Let $F$ be a hyperplane in $\mathbb{R}^n$. Let $0 \neq a = \begin{pmatrix} x_1 \dots x_n \end{pmatrix}^\top$ and $F=\{x\in \mathbb{R}^n \mid a \bullet x=0\}$. If we use $N=\frac{a}{\mid a \mid}$ we have $F=\{x\in \mathbb{R}^n \mid N \bullet x=0\}$.
Now I wanted to prove the formula $d_F(y)=\mid y-P_Fy\mid=\mid y\bullet N \mid$, which is the distance between the vector $y$ and the plane $F$.

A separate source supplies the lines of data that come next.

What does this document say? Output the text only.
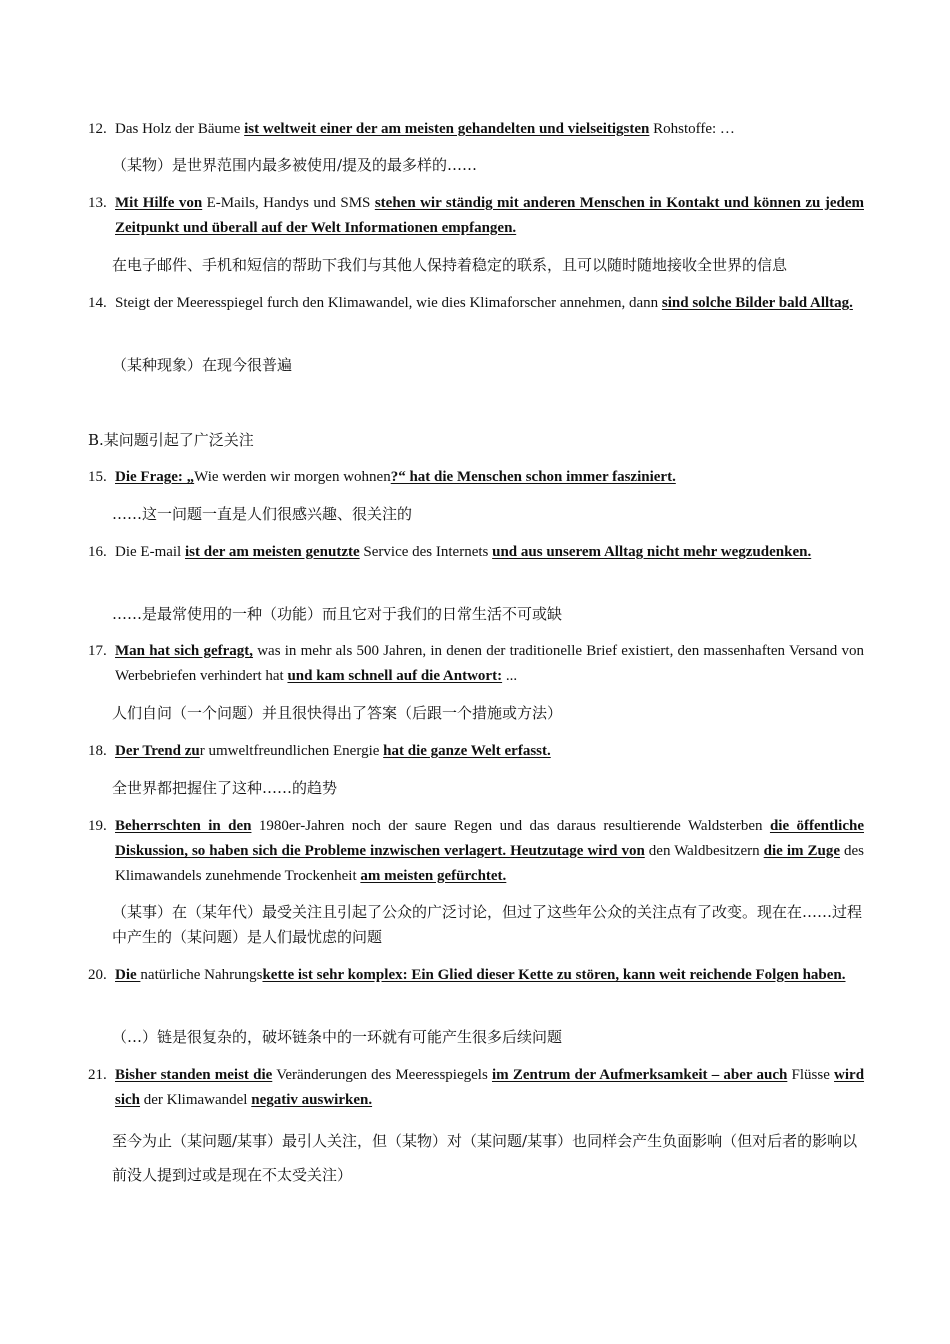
12. Das Holz der Bäume ist weltweit einer der am meisten gehandelten und vielseitigsten Rohstoffe: …
（某物）是世界范围内最多被使用/提及的最多样的……
13. Mit Hilfe von E-Mails, Handys und SMS stehen wir ständig mit anderen Menschen in Kontakt und können zu jedem Zeitpunkt und überall auf der Welt Informationen empfangen.
在电子邮件、手机和短信的帮助下我们与其他人保持着稳定的联系，且可以随时随地接收全世界的信息
14. Steigt der Meeresspiegel furch den Klimawandel, wie dies Klimaforscher annehmen, dann sind solche Bilder bald Alltag.
（某种现象）在现今很普遍
B.某问题引起了广泛关注
15. Die Frage: „Wie werden wir morgen wohnen?“ hat die Menschen schon immer fasziniert.
……这一问题一直是人们很感兴趣、很关注的
16. Die E-mail ist der am meisten genutzte Service des Internets und aus unserem Alltag nicht mehr wegzudenken.
……是最常使用的一种（功能）而且它对于我们的日常生活不可或缺
17. Man hat sich gefragt, was in mehr als 500 Jahren, in denen der traditionelle Brief existiert, den massenhaften Versand von Werbebriefen verhindert hat und kam schnell auf die Antwort: ...
人们自问（一个问题）并且很快得出了答案（后跟一个措施或方法）
18. Der Trend zur umweltfreundlichen Energie hat die ganze Welt erfasst.
全世界都把握住了这种……的趋势
19. Beherrschten in den 1980er-Jahren noch der saure Regen und das daraus resultierende Waldsterben die öffentliche Diskussion, so haben sich die Probleme inzwischen verlagert. Heutzutage wird von den Waldbesitzern die im Zuge des Klimawandels zunehmende Trockenheit am meisten gefürchtet.
（某事）在（某年代）最受关注且引起了公众的广泛讨论，但过了这些年公众的关注点有了改变。现在在……过程中产生的（某问题）是人们最忧虑的问题
20. Die natürliche Nahrungskette ist sehr komplex: Ein Glied dieser Kette zu stören, kann weit reichende Folgen haben.
（…）链是很复杂的，破坏链条中的一环就有可能产生很多后续问题
21. Bisher standen meist die Veränderungen des Meeresspiegels im Zentrum der Aufmerksamkeit – aber auch Flüsse wird sich der Klimawandel negativ auswirken.
至今为止（某问题/某事）最引人关注，但（某物）对（某问题/某事）也同样会产生负面影响（但对后者的影响以前没人提到过或是现在不太受关注）
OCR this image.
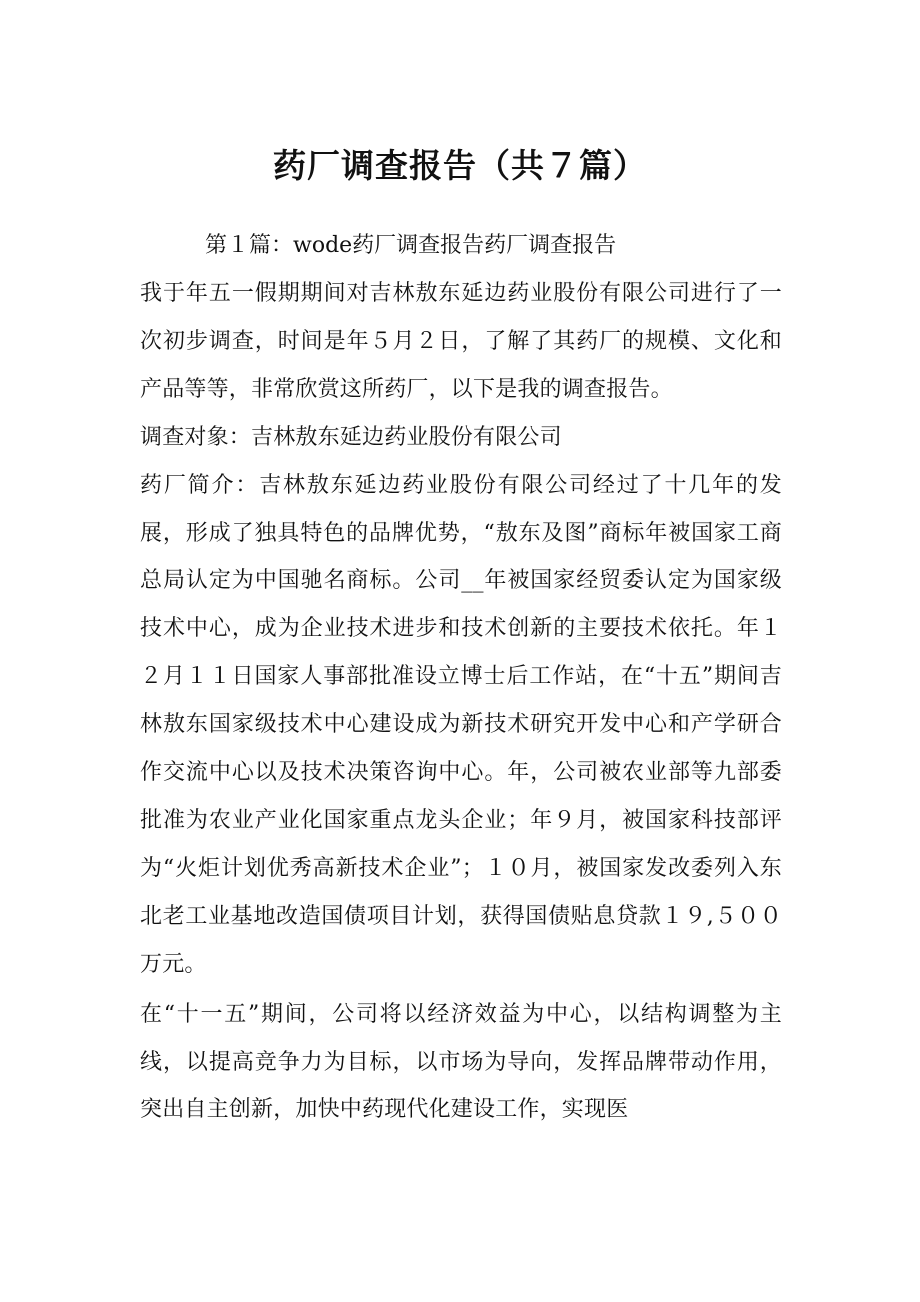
药厂调查报告（共７篇）

第１篇：wode药厂调查报告药厂调查报告

我于年五一假期期间对吉林敖东延边药业股份有限公司进行了一次初步调查，时间是年５月２日，了解了其药厂的规模、文化和产品等等，非常欣赏这所药厂，以下是我的调查报告。

调查对象：吉林敖东延边药业股份有限公司

药厂简介：吉林敖东延边药业股份有限公司经过了十几年的发展，形成了独具特色的品牌优势，“敖东及图”商标年被国家工商总局认定为中国驰名商标。公司__年被国家经贸委认定为国家级技术中心，成为企业技术进步和技术创新的主要技术依托。年１２月１１日国家人事部批准设立博士后工作站，在“十五”期间吉林敖东国家级技术中心建设成为新技术研究开发中心和产学研合作交流中心以及技术决策咨询中心。年，公司被农业部等九部委批准为农业产业化国家重点龙头企业；年９月，被国家科技部评为“火炬计划优秀高新技术企业”；１０月，被国家发改委列入东北老工业基地改造国债项目计划，获得国债贴息贷款１９,５００万元。

在“十一五”期间，公司将以经济效益为中心，以结构调整为主线，以提高竞争力为目标，以市场为导向，发挥品牌带动作用，突出自主创新，加快中药现代化建设工作，实现医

The proof follows like this: bcs $y-P_Fy\in F^\perp$ we have $y-P_Fy=\lambda N$, for some $\lambda \in\mathbb{R}$. Multiplaying both sides with $N$ we have $\lambda = (y-P_Fy)\bullet N$, now we have: $$d_F(y)=\mid y-P_Fy\mid=\mid\lambda\mid=\mid (y-P_Fy)\bullet N\mid=\mid y\bullet N\mid$$
My first question: is $\mid y-P_Fy\mid=\mid\lambda\mid$, bcs $y-P_Fy=\lambda N$ and $\mid N \mid =1$.
My second question: why is $\mid (y-P_Fy)\bullet N\mid=\mid y \bullet N \mid$.
$P_Fy$ means the projection of $y$ into $F$, hence $P_F y \cdot N = 0$. Now $|(y - P_F y) \cdot N| = |y \cdot N| = |\lambda|$.